Farming leader Minette Batters has accused the Government of being “focused on anything other than domestic food production” in the countryside.

The president of the National Farmers’ Union told her organisation’s annual conference in Birmingham that the Government had “completely contradictory” policies for the agricultural sector.

These include raising the bar for environmental standards at home but pursuing trade deals which support lower standards overseas, as well as making it difficult to find workers to harvest or process domestic food, and failing to prioritise resources to open up new export markets, she said.

She raised concerns about the conflict between Russia and Ukraine, which between them produce 30 per cent of global wheat exports, and economic pressures including 200 per cent inflation in fertiliser costs.

“Yet while there is a cost of living crisis looming and an increasingly unstable world, the UK Government’s energy and ambition for our countryside seems to be almost entirely focused on anything other than domestic food production,” she said.

“Whether it’s reintroduction of species; an ambition to set 30 per cent of our land aside, or a payment system almost in opposition to food production.”

Many farmers oppose the return of species such as beavers because of their potential impact on farmland, while the Government has said it wants to protect 30 per cent of land for nature.

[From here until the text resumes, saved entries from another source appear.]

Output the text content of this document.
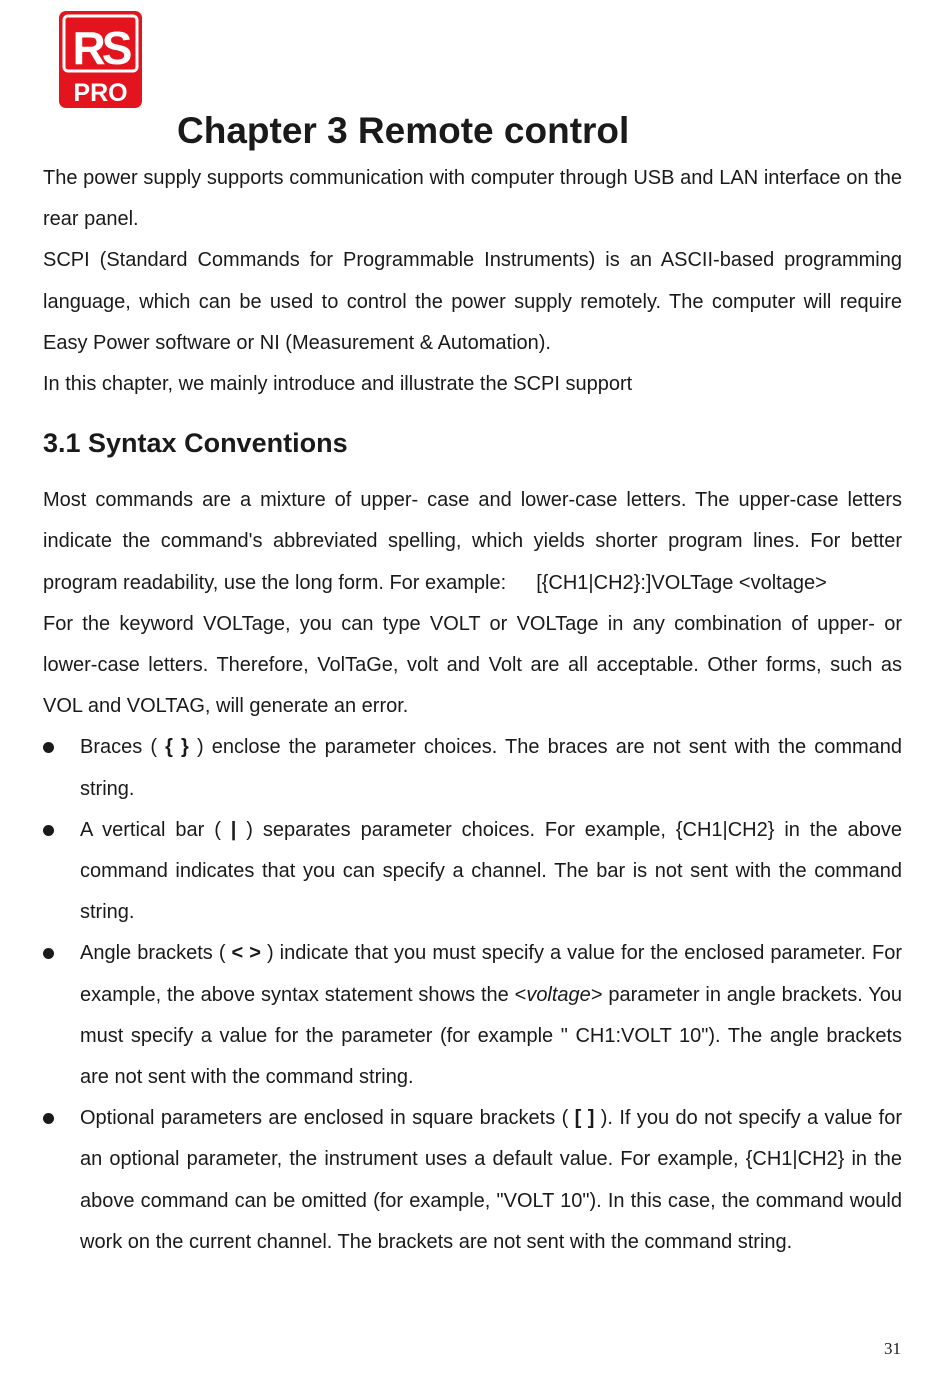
RS
PRO
Chapter 3 Remote control

The power supply supports communication with computer through USB and LAN interface on the rear panel.

SCPI (Standard Commands for Programmable Instruments) is an ASCII-based programming language, which can be used to control the power supply remotely. The computer will require Easy Power software or NI (Measurement & Automation).

In this chapter, we mainly introduce and illustrate the SCPI support

3.1 Syntax Conventions

Most commands are a mixture of upper- case and lower-case letters. The upper-case letters indicate the command's abbreviated spelling, which yields shorter program lines. For better program readability, use the long form. For example: [{CH1|CH2}:]VOLTage <voltage>

For the keyword VOLTage, you can type VOLT or VOLTage in any combination of upper- or lower-case letters. Therefore, VolTaGe, volt and Volt are all acceptable. Other forms, such as VOL and VOLTAG, will generate an error.

Braces ( { } ) enclose the parameter choices. The braces are not sent with the command string.
A vertical bar ( | ) separates parameter choices. For example, {CH1|CH2} in the above command indicates that you can specify a channel. The bar is not sent with the command string.
Angle brackets ( < > ) indicate that you must specify a value for the enclosed parameter. For example, the above syntax statement shows the <voltage> parameter in angle brackets. You must specify a value for the parameter (for example " CH1:VOLT 10"). The angle brackets are not sent with the command string.
Optional parameters are enclosed in square brackets ( [ ] ). If you do not specify a value for an optional parameter, the instrument uses a default value. For example, {CH1|CH2} in the above command can be omitted (for example, "VOLT 10"). In this case, the command would work on the current channel. The brackets are not sent with the command string.
31
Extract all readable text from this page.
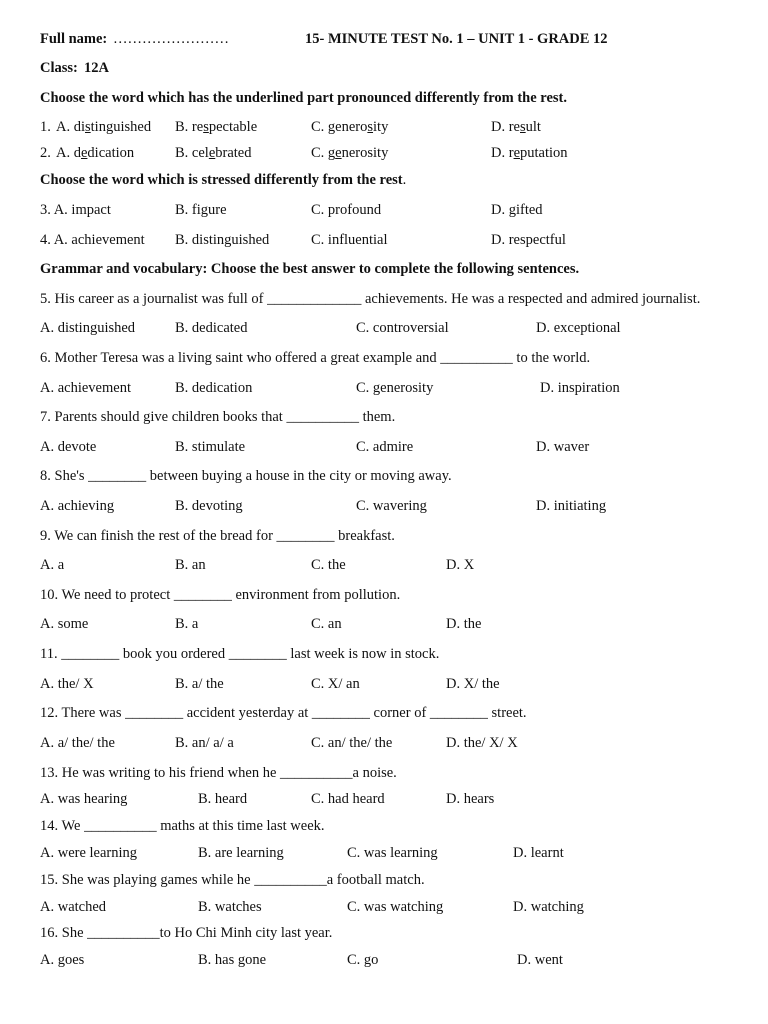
Full name: ……………………	15- MINUTE TEST No. 1 – UNIT 1 - GRADE 12
Class: 12A
Choose the word which has the underlined part pronounced differently from the rest.
1. A. distinguished B. respectable	C. generosity	D. result
2. A. dedication	B. celebrated	C. generosity	D. reputation
Choose the word which is stressed differently from the rest.
3. A. impact	B. figure	C. profound	D. gifted
4. A. achievement B. distinguished	C. influential	D. respectful
Grammar and vocabulary: Choose the best answer to complete the following sentences.
5. His career as a journalist was full of _____________ achievements. He was a respected and admired journalist.
A. distinguished	B. dedicated	C. controversial	D. exceptional
6. Mother Teresa was a living saint who offered a great example and __________ to the world.
A. achievement	B. dedication	C. generosity	D. inspiration
7. Parents should give children books that __________ them.
A. devote	B. stimulate	C. admire	D. waver
8. She's ________ between buying a house in the city or moving away.
A. achieving	B. devoting	C. wavering	D. initiating
9. We can finish the rest of the bread for ________ breakfast.
A. a	B. an	C. the	D. X
10. We need to protect ________ environment from pollution.
A. some	B. a	C. an	D. the
11. ________ book you ordered ________ last week is now in stock.
A. the/ X	B. a/ the	C. X/ an	D. X/ the
12. There was ________ accident yesterday at ________ corner of ________ street.
A. a/ the/ the	B. an/ a/ a	C. an/ the/ the	D. the/ X/ X
13. He was writing to his friend when he __________a noise.
A. was hearing	B. heard	C. had heard	D. hears
14. We __________ maths at this time last week.
A. were learning	B. are learning	C. was learning	D. learnt
15. She was playing games while he __________a football match.
A. watched	B. watches	C. was watching	D. watching
16. She __________to Ho Chi Minh city last year.
A. goes	B. has gone	C. go	D. went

But wildlife groups say that target includes national parks and other existing protected areas that are not primarily safeguarded for nature, and do not deliver for wildlife.

Ms Batters warned the sustainable farming incentive, payments which the Government hopes 70 per cent of farmers will take up as an environmentally-friendly farming replacement for the EU subsidy regime, will be under-funded.

Ministers recently announced that a third of the total budget for the “environmental land management scheme” (Elms) would go to the sustainable farming incentive, while a third would go to large scale nature schemes including rewilding, and the final third to farm-level wildlife projects.

Ms Batters said: “This country needs a strategy and a clear vision for what we expect from British farming.

“Do we want and expect different things from our land than the rest of the world?

“A pretty park at home while we tuck into imported food produced in extremely intensive ways with huge environmental impact somewhere else.

“Are we turning a blind eye to the impact of global food production while we pursue a domestic vision of a chocolate box countryside?” she asked.

Ms Batters insisted that farming was central to delivering on environmental and climate policies, and criticised the “angry mob” demonising cows – who she said were promoted and supported by companies selling ultra-processed plant-based proteins.

The NFU conference is also set to hear from Environment Secretary George Eustice.